Nicki entered the scene froggy style licking lollipops and crafting mixtape tracks like “Kuchi Shop,” to which the world replied “Not again.” Watching Nicki talk shit in a stairwell though, we knew the potential was there. Plus, after that mixtape era, Nicki has gotten better and better. When Lil’ Kim entered the scene with ‘96’s Hard Core (yes, we’re going there), people were none too thrilled with the direction women in Hip Hop were about to take. Rap was still living off the high of tracks like “Ladies First,” plus a budding Lauryn Hill gave the industry hope. If you ask a Lil’ Kim fan now though about Kim’s mark on Hip Hop, she’s the matriarch. We all have to start somewhere, and that’s what Nicki Minaj’s Pink Friday really is – a jumping off point for Nicki’s future, whatever that may be.

When Nicki’s real success began toward the late last year (when her BET Awards Cipher opened some eyes that the girl can spit), her emphasis quadrupled.
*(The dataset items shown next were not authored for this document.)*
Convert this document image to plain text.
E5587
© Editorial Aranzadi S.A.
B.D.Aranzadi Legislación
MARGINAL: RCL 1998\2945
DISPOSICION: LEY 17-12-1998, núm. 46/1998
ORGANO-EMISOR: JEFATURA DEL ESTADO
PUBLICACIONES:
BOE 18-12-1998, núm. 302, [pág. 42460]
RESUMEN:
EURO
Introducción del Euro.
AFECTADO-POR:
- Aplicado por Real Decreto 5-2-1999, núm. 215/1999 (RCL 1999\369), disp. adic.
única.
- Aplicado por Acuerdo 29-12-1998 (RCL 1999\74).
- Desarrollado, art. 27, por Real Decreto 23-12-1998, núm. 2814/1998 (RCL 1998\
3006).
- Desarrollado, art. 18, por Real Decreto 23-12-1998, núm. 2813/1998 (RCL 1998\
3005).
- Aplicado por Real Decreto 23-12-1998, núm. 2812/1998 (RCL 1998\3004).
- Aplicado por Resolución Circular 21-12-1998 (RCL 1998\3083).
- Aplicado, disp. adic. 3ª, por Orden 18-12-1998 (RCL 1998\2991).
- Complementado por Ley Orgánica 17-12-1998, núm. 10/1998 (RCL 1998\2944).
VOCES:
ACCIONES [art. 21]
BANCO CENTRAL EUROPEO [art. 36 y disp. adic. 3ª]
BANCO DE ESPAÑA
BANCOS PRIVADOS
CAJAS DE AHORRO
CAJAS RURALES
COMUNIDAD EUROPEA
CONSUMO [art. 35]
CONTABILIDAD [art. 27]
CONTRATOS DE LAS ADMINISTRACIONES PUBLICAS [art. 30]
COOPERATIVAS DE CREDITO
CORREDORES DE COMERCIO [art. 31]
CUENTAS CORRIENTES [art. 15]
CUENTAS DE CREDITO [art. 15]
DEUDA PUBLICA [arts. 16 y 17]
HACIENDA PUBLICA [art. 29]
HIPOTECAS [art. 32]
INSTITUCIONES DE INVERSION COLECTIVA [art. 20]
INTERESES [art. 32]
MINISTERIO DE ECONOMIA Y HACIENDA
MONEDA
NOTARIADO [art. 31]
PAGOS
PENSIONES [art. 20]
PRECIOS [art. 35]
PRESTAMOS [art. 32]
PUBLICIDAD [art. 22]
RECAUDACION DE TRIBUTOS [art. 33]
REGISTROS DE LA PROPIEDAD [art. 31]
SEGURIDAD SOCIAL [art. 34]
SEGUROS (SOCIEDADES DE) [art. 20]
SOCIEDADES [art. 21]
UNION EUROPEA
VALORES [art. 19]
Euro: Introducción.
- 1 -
Hip Hop’s tears still hadn’t dried from being left by Lauryn, Jean Grae wasn’t getting the success she deserved, and Rah Digga’s album hadn’t dropped. When Minaj emerged, she had the finesse and lyrical prowess that had jaws dropping and mouths watering for her debut album. Problem was, Nicki wasn’t here to rip mics apart with her teeth. Sure, she knows how to, but she’s outwardly said her goal in music is much greater. She has the attention of young girls everywhere, and is no longer taking that for granted. Pink Friday may not be everyone’s cup of tea, but many will embrace it.

Pink Friday holds no smoke and mirrors; this album is built on Hip-Pop. From the opening synths of “I’m The Best,” it’s obvious that the sound is geared for the mainstream. However, Nicki’s lyrics don’t falter, despite being clogged with a syrup drenched MPC. She rides some Pop rollercoasters better than others, like the Kanye West-assisted “Blazin” and “Moment 4 Life” with Drake. Nicki has a knack for excelling lyrically when she’s competing with others on the track (hence why eyes were left wide open on “Monster” and the PF track “Roman’s Revenge”). When she’s left to her own devices though, her poppiness comes out, and while “Here I Am” and “Save Me” are surefire wins, the album tracks we were predisposed to (“Right Thru Me” , “Check It Out” and “Your Love”) appear overwhelming. Nicki has the potential to win the respect of all, but Pink Friday is clearly for the Barbies. Choosing to box out a whole Hip Hop population wasn’t exactly the best move, but Nicki never claimed to be on a strictly Rap path. Jay-Z’s “Moment of Clarity” comes to mind: “If skills sold / Truth be told / I’d probably be / Lyrically / Talib Kweli / Truthfully, I wanna rhyme like Common Sense / But I did five mil. I ain’t been rhymin like Common since.”

That’s not to say hardcore Rap fans can’t find any merit in Pink Friday. “Dear Old Nicki” is reminiscent of her mixtape track “Autobiography,” and Roman Zolanski fans will enjoy the robotics of “Did It On’em”. The three bonus tracks on the deluxe edition – the M.I.A.-inspired “Muny”, “Blow Ya Mind” and the bassy “Super Bass” are probably the best tracks on Pink Friday. Had these parts made the greater whole, the album would have sounded completely different.

Pink Friday was one of the most highly-anticipated albums of 2010, largely due to curiosity. The reality is that it could have never lived up to the hype it prematurely received. Still, there’s room for growth, and Nicki Minaj has both the skills and the following to keep moving up.